The True Source of Archaeology

Extremely Rare Bronze Age Gold Belt unearthed in Czechia

A farmer in the Opava region in northeastern Czechia, while working in his field, uncovered a Bronze Age golden belt.

The extremely well-preserved ornate piece will be on display at the Bruntál museum later next year.

The golden belt had been underground for thousands of years before it was unearthed by a farmer harvesting beets. The farmer, who wanted to remain anonymous, discovered this archaeological piece at the end of September and immediately contacted archaeologists from the Silesian Museum in Opava.

Jiří Juchelka, head of the museum’s archeology department, says that as soon as he saw the photograph of the object, he knew it was something extraordinary.

The initial hypothesis as to what the object was that the thin gold plate about 50 centimeters long was a crown. But after examining the object in more detail, experts now believe it was actually part of a belt.

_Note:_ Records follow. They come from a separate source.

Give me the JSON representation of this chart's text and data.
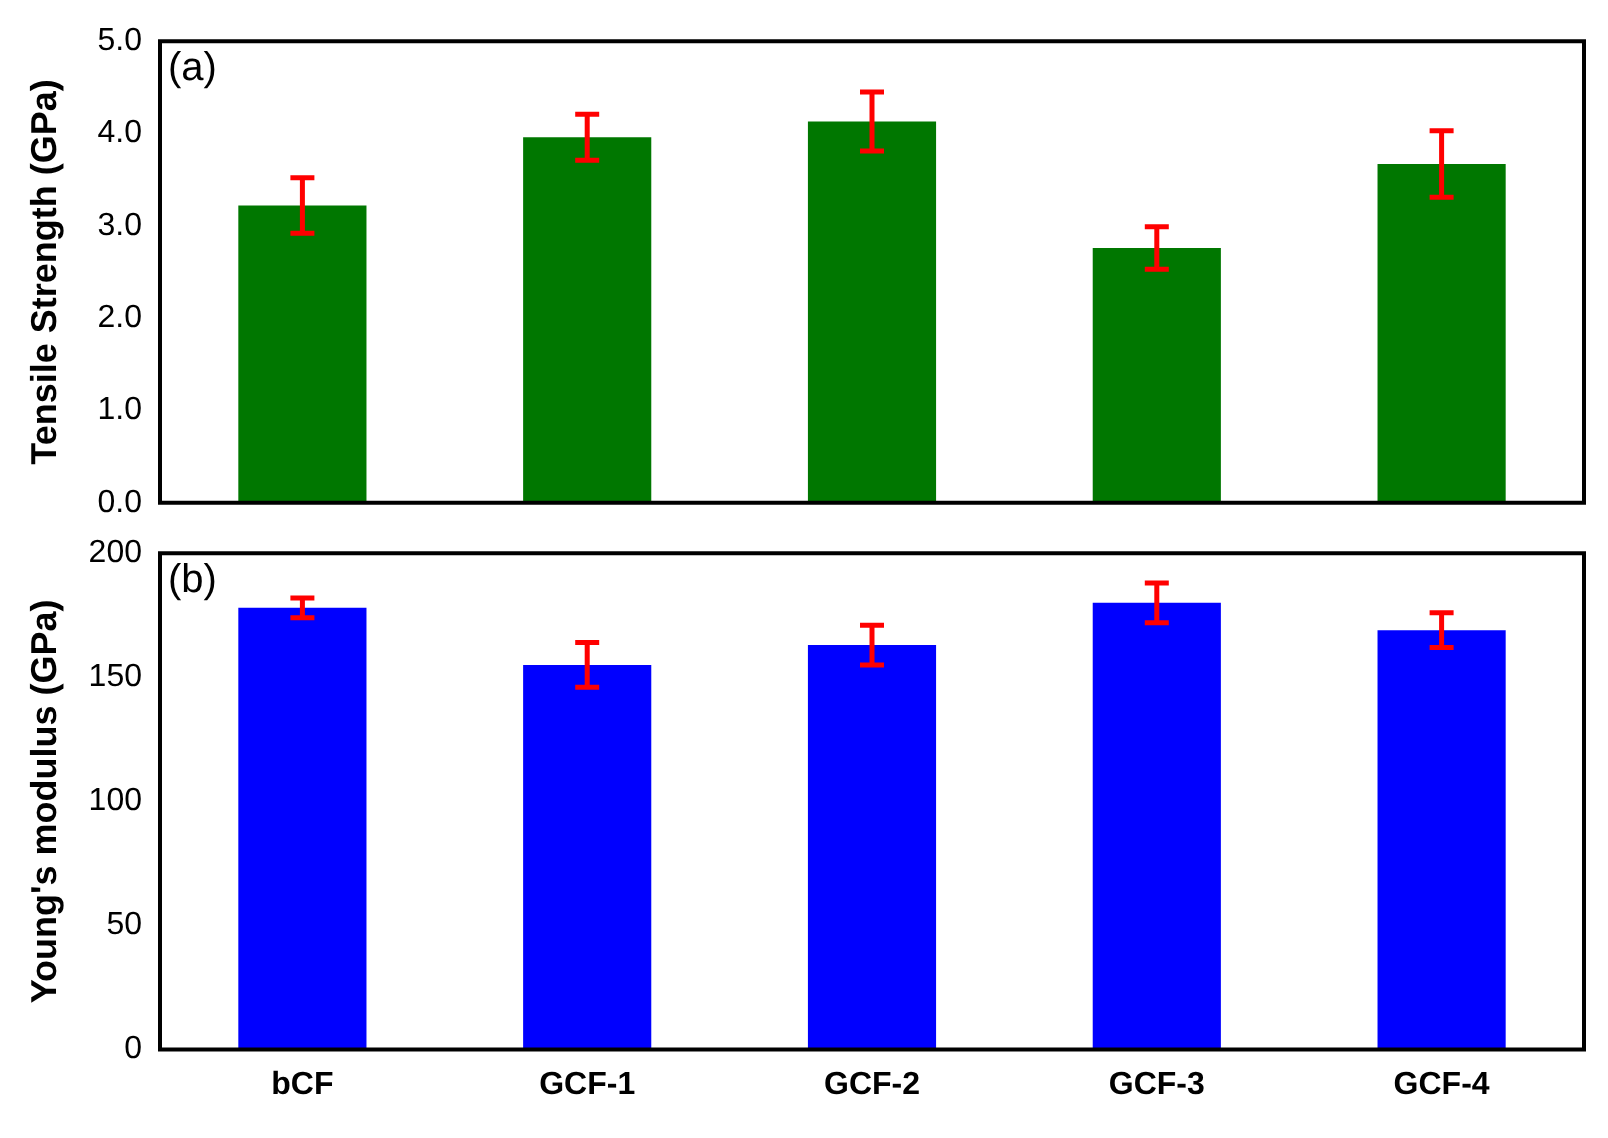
{
  "chart_data": [
    {
      "type": "bar",
      "ylabel": "Tensile Strength (GPa)",
      "categories": [
        null,
        null,
        null,
        null,
        null
      ],
      "values": [
        3.22,
        3.96,
        4.13,
        2.76,
        3.67
      ],
      "errors": [
        0.3,
        0.25,
        0.32,
        0.23,
        0.36
      ],
      "color": "#007700",
      "ylim": [
        0,
        5
      ],
      "yticks": [
        {
          "value": 0,
          "label": "0.0"
        },
        {
          "value": 1,
          "label": "1.0"
        },
        {
          "value": 2,
          "label": "2.0"
        },
        {
          "value": 3,
          "label": "3.0"
        },
        {
          "value": 4,
          "label": "4.0"
        },
        {
          "value": 5,
          "label": "5.0"
        }
      ],
      "grid": false,
      "legend": false,
      "tick_labels": "y",
      "annotations": [
        "(a)"
      ]
    },
    {
      "type": "bar",
      "ylabel": "Young's modulus (GPa)",
      "categories": [
        "bCF",
        "GCF-1",
        "GCF-2",
        "GCF-3",
        "GCF-4"
      ],
      "values": [
        178,
        155,
        163,
        180,
        169
      ],
      "errors": [
        4,
        9,
        8,
        8,
        7
      ],
      "color": "#0000ff",
      "ylim": [
        0,
        200
      ],
      "yticks": [
        0,
        50,
        100,
        150,
        200
      ],
      "grid": false,
      "legend": false,
      "annotations": [
        "(b)"
      ]
    }
  ]
}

“It has rose-shaped clasps with raised concentric circles at both ends. We realized it was too tall to fit on someone’s head. So we actually think it’s not a crown, but something much rarer – part of a belt.”

“At the past, this belt was made of leather and fastened in the front. When the farmer found it, it was probably bent as a result of agricultural activity, so it’s a miracle it was so well preserved. A few small parts may be missing, other than that it’s in excellent condition.”

Thin sheet metal is mostly made of gold, with some silver and traces of copper and iron.

According to Tereza Alex Kilnarová, conservator at the Bruntál Museum, a preliminary analysis of the arch places its origin in the 14th century BC.

“The arch is dated to the Middle Bronze Age to the Late Bronze Age, but this is only a preliminary determination based on ornamentation,” Kilnarová said.

“Because similar decorative objects can be found in other prehistoric societies, a more detailed research and analysis of the metal is necessary.”

“Due to the rarity of such valuable objects being created at the time, it most likely belonged to someone with a strong social standing. That’s why we’re talking about someone more respectable.”

“It is clear that the belt has a very important cultural and historical value,” said Kilnarová. “Such artifacts are rarely found even during excavations, thus this find is quite unusual for both our region and the entire Czech Republic. I think it would not be wrong to say that it will be one of the most valuable objects to be exhibited in our museum.”

The rare artifact, which will become part of the Bruntál Museum collections, will be extensively studied and preserved before being put on display to the public.